Alignment Combination

It is possible to combine several alignments into one final alignment,

t_coffee –in Asample_aln1_1.aln,Asample_aln1_2.aln –outfile=combined_aln.aln

 

Note the ‘A’ identifier that tells the program to keep the sequences aligned.

 

Aligning Sequences and Structures

Assuming some structures are associated with your sequences, it is possible to align these sequences while using associated structural information.

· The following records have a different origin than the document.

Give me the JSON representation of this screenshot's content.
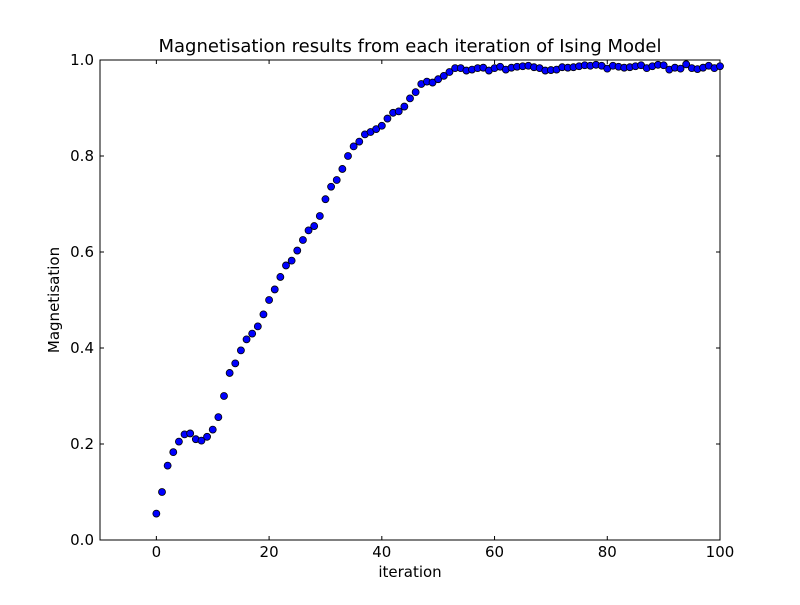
{
  "chart_data": {
    "type": "scatter",
    "title": "Magnetisation results from each iteration of Ising Model",
    "xlabel": "iteration",
    "ylabel": "Magnetisation",
    "xlim": [
      -10,
      100
    ],
    "ylim": [
      0.0,
      1.0
    ],
    "xticks": [
      0,
      20,
      40,
      60,
      80,
      100
    ],
    "xtick_labels": [
      "0",
      "20",
      "40",
      "60",
      "80",
      "100"
    ],
    "yticks": [
      0.0,
      0.2,
      0.4,
      0.6,
      0.8,
      1.0
    ],
    "ytick_labels": [
      "0.0",
      "0.2",
      "0.4",
      "0.6",
      "0.8",
      "1.0"
    ],
    "grid": false,
    "marker_color": "#0000ff",
    "marker_edge_color": "#000000",
    "series": [
      {
        "x": [
          0,
          1,
          2,
          3,
          4,
          5,
          6,
          7,
          8,
          9,
          10,
          11,
          12,
          13,
          14,
          15,
          16,
          17,
          18,
          19,
          20,
          21,
          22,
          23,
          24,
          25,
          26,
          27,
          28,
          29,
          30,
          31,
          32,
          33,
          34,
          35,
          36,
          37,
          38,
          39,
          40,
          41,
          42,
          43,
          44,
          45,
          46,
          47,
          48,
          49,
          50,
          51,
          52,
          53,
          54,
          55,
          56,
          57,
          58,
          59,
          60,
          61,
          62,
          63,
          64,
          65,
          66,
          67,
          68,
          69,
          70,
          71,
          72,
          73,
          74,
          75,
          76,
          77,
          78,
          79,
          80,
          81,
          82,
          83,
          84,
          85,
          86,
          87,
          88,
          89,
          90,
          91,
          92,
          93,
          94,
          95,
          96,
          97,
          98,
          99,
          100
        ],
        "y": [
          0.055,
          0.1,
          0.155,
          0.183,
          0.205,
          0.22,
          0.222,
          0.21,
          0.207,
          0.215,
          0.23,
          0.256,
          0.3,
          0.348,
          0.368,
          0.395,
          0.418,
          0.43,
          0.445,
          0.47,
          0.5,
          0.522,
          0.548,
          0.572,
          0.582,
          0.603,
          0.625,
          0.645,
          0.654,
          0.675,
          0.71,
          0.736,
          0.75,
          0.773,
          0.8,
          0.82,
          0.83,
          0.845,
          0.85,
          0.856,
          0.863,
          0.878,
          0.89,
          0.893,
          0.903,
          0.92,
          0.933,
          0.95,
          0.955,
          0.953,
          0.96,
          0.967,
          0.975,
          0.983,
          0.983,
          0.978,
          0.98,
          0.983,
          0.984,
          0.978,
          0.983,
          0.986,
          0.98,
          0.984,
          0.986,
          0.987,
          0.988,
          0.985,
          0.983,
          0.978,
          0.979,
          0.98,
          0.985,
          0.984,
          0.985,
          0.987,
          0.989,
          0.988,
          0.99,
          0.988,
          0.982,
          0.988,
          0.986,
          0.984,
          0.985,
          0.987,
          0.989,
          0.983,
          0.987,
          0.99,
          0.989,
          0.98,
          0.984,
          0.982,
          0.991,
          0.983,
          0.981,
          0.984,
          0.988,
          0.983,
          0.987
        ]
      }
    ]
  }
}
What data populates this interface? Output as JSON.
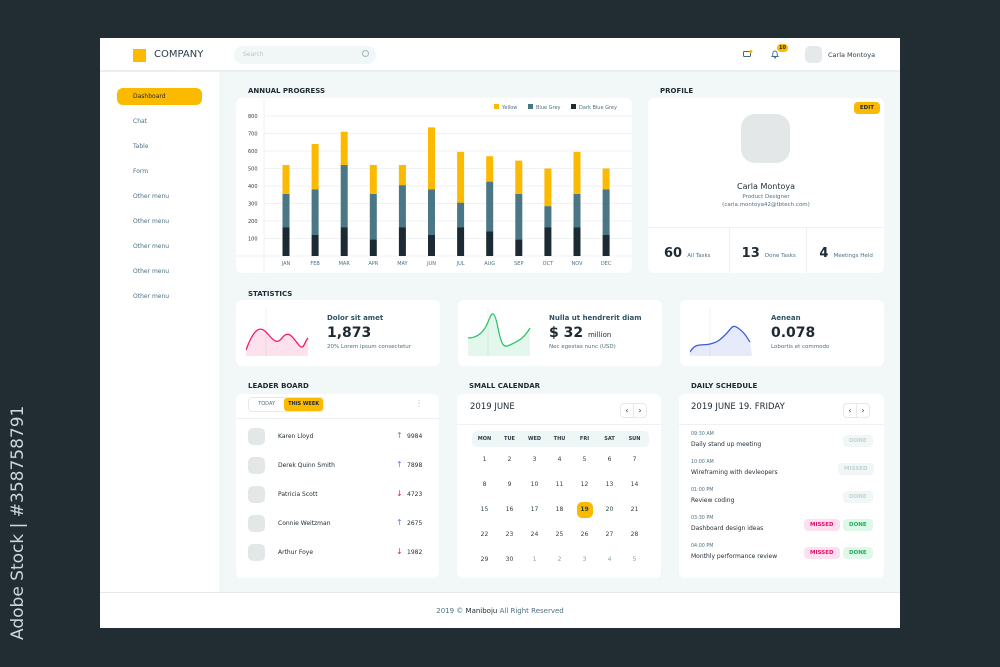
{
  "watermark": "Adobe Stock | #358758791",
  "header": {
    "company": "COMPANY",
    "search_placeholder": "Search",
    "notif_count": "10",
    "user_name": "Carla  Montoya"
  },
  "sidebar": {
    "items": [
      {
        "label": "Dashboard",
        "active": true
      },
      {
        "label": "Chat"
      },
      {
        "label": "Table"
      },
      {
        "label": "Form"
      },
      {
        "label": "Other menu"
      },
      {
        "label": "Other menu"
      },
      {
        "label": "Other menu"
      },
      {
        "label": "Other menu"
      },
      {
        "label": "Other menu"
      }
    ]
  },
  "sections": {
    "annual": "ANNUAL PROGRESS",
    "profile": "PROFILE",
    "statistics": "STATISTICS",
    "leader": "LEADER BOARD",
    "calendar": "SMALL CALENDAR",
    "schedule": "DAILY SCHEDULE"
  },
  "chart_data": {
    "type": "bar",
    "stacked": true,
    "categories": [
      "JAN",
      "FEB",
      "MAR",
      "APR",
      "MAY",
      "JUN",
      "JUL",
      "AUG",
      "SEP",
      "OCT",
      "NOV",
      "DEC"
    ],
    "yticks": [
      100,
      200,
      300,
      400,
      500,
      600,
      700,
      800
    ],
    "ylim": [
      0,
      800
    ],
    "grid": true,
    "legend": "top-right",
    "series": [
      {
        "name": "Dark Blue Grey",
        "color": "#1c2b33",
        "values": [
          165,
          120,
          165,
          95,
          165,
          120,
          165,
          140,
          95,
          165,
          165,
          120
        ]
      },
      {
        "name": "Blue Grey",
        "color": "#4a7686",
        "values": [
          190,
          260,
          355,
          260,
          240,
          260,
          140,
          285,
          260,
          120,
          190,
          260
        ]
      },
      {
        "name": "Yellow",
        "color": "#fbb900",
        "values": [
          165,
          260,
          190,
          165,
          115,
          355,
          290,
          145,
          190,
          215,
          240,
          120
        ]
      }
    ]
  },
  "profile": {
    "edit": "EDIT",
    "name": "Carla Montoya",
    "role": "Product Designer",
    "email": "(carla.montoya42@tbtech.com)",
    "stats": [
      {
        "value": "60",
        "label": "All Tasks"
      },
      {
        "value": "13",
        "label": "Done Tasks"
      },
      {
        "value": "4",
        "label": "Meetings Held"
      }
    ]
  },
  "statistics": [
    {
      "title": "Dolor sit amet",
      "value": "1,873",
      "unit": "",
      "sub": "20% Lorem ipsum consectetur",
      "color": "#f0196e"
    },
    {
      "title": "Nulla ut hendrerit diam",
      "value": "$ 32",
      "unit": "million",
      "sub": "Nec egestas nunc (USD)",
      "color": "#2ec46a"
    },
    {
      "title": "Aenean",
      "value": "0.078",
      "unit": "",
      "sub": "Lobortis et commodo",
      "color": "#3b5bdb"
    }
  ],
  "leaderboard": {
    "tabs": [
      "TODAY",
      "THIS WEEK"
    ],
    "active_tab": "THIS WEEK",
    "rows": [
      {
        "name": "Karen Lloyd",
        "trend": "up",
        "score": "9984"
      },
      {
        "name": "Derek Quinn Smith",
        "trend": "up",
        "score": "7898"
      },
      {
        "name": "Patricia  Scott",
        "trend": "down",
        "score": "4723"
      },
      {
        "name": "Connie Weitzman",
        "trend": "up",
        "score": "2675"
      },
      {
        "name": "Arthur Foye",
        "trend": "down",
        "score": "1982"
      }
    ]
  },
  "calendar": {
    "title": "2019 JUNE",
    "days": [
      "MON",
      "TUE",
      "WED",
      "THU",
      "FRI",
      "SAT",
      "SUN"
    ],
    "selected": "19",
    "weeks": [
      [
        "1",
        "2",
        "3",
        "4",
        "5",
        "6",
        "7"
      ],
      [
        "8",
        "9",
        "10",
        "11",
        "12",
        "13",
        "14"
      ],
      [
        "15",
        "16",
        "17",
        "18",
        "19",
        "20",
        "21"
      ],
      [
        "22",
        "23",
        "24",
        "25",
        "26",
        "27",
        "28"
      ],
      [
        "29",
        "30",
        "1",
        "2",
        "3",
        "4",
        "5"
      ]
    ]
  },
  "schedule": {
    "title": "2019 JUNE 19. FRIDAY",
    "items": [
      {
        "time": "09:30 AM",
        "title": "Daily stand up meeting",
        "missed": false,
        "missed_label": "",
        "done_label": "DONE",
        "done_active": false
      },
      {
        "time": "10:00 AM",
        "title": "Wireframing with devleopers",
        "missed": false,
        "missed_label": "",
        "done_label": "MISSED",
        "done_active": false
      },
      {
        "time": "01:00 PM",
        "title": "Review coding",
        "missed": false,
        "missed_label": "",
        "done_label": "DONE",
        "done_active": false
      },
      {
        "time": "03:30 PM",
        "title": "Dashboard design ideas",
        "missed": true,
        "missed_label": "MISSED",
        "done_label": "DONE",
        "done_active": true
      },
      {
        "time": "04:00 PM",
        "title": "Monthly performance review",
        "missed": true,
        "missed_label": "MISSED",
        "done_label": "DONE",
        "done_active": true
      }
    ]
  },
  "footer": {
    "prefix": "2019 © ",
    "brand": "Maniboju",
    "suffix": " All Right Reserved"
  }
}
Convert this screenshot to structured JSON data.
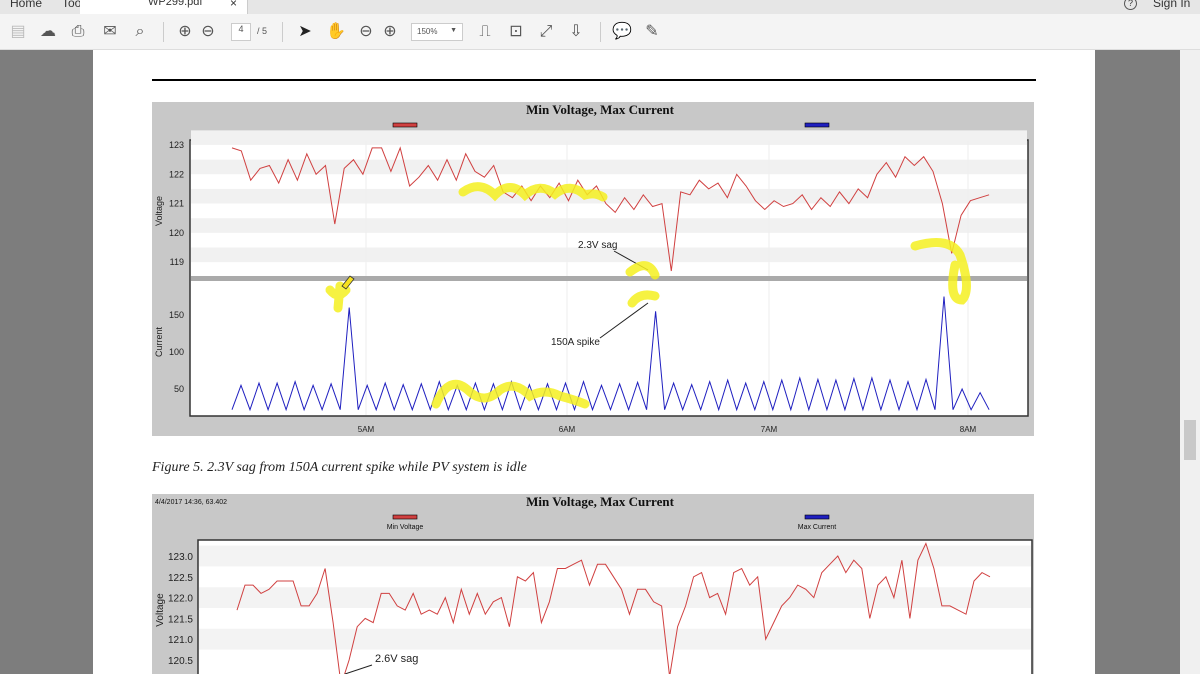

The easiest way to do this is to use 3dcoffee:

t_coffee 3d_coffee

 

Aligning Sequences and Profiles

T-Coffee can make multiple profile alignments. In this context, the alignments are treated as single sequences and aligned to one another in a progressive fashion. Currently, we only support profiles under the form of standard multiple sequence alignments. The profile must either be entered via the –profile flag:

t_coffee –profile sample_aln1.aln,sample_aln2.aln –outfile=combined_profiles.aln

 

It is also possible to read the profile via the –in flag, as long as they are preceded with the ‘R’ identifier.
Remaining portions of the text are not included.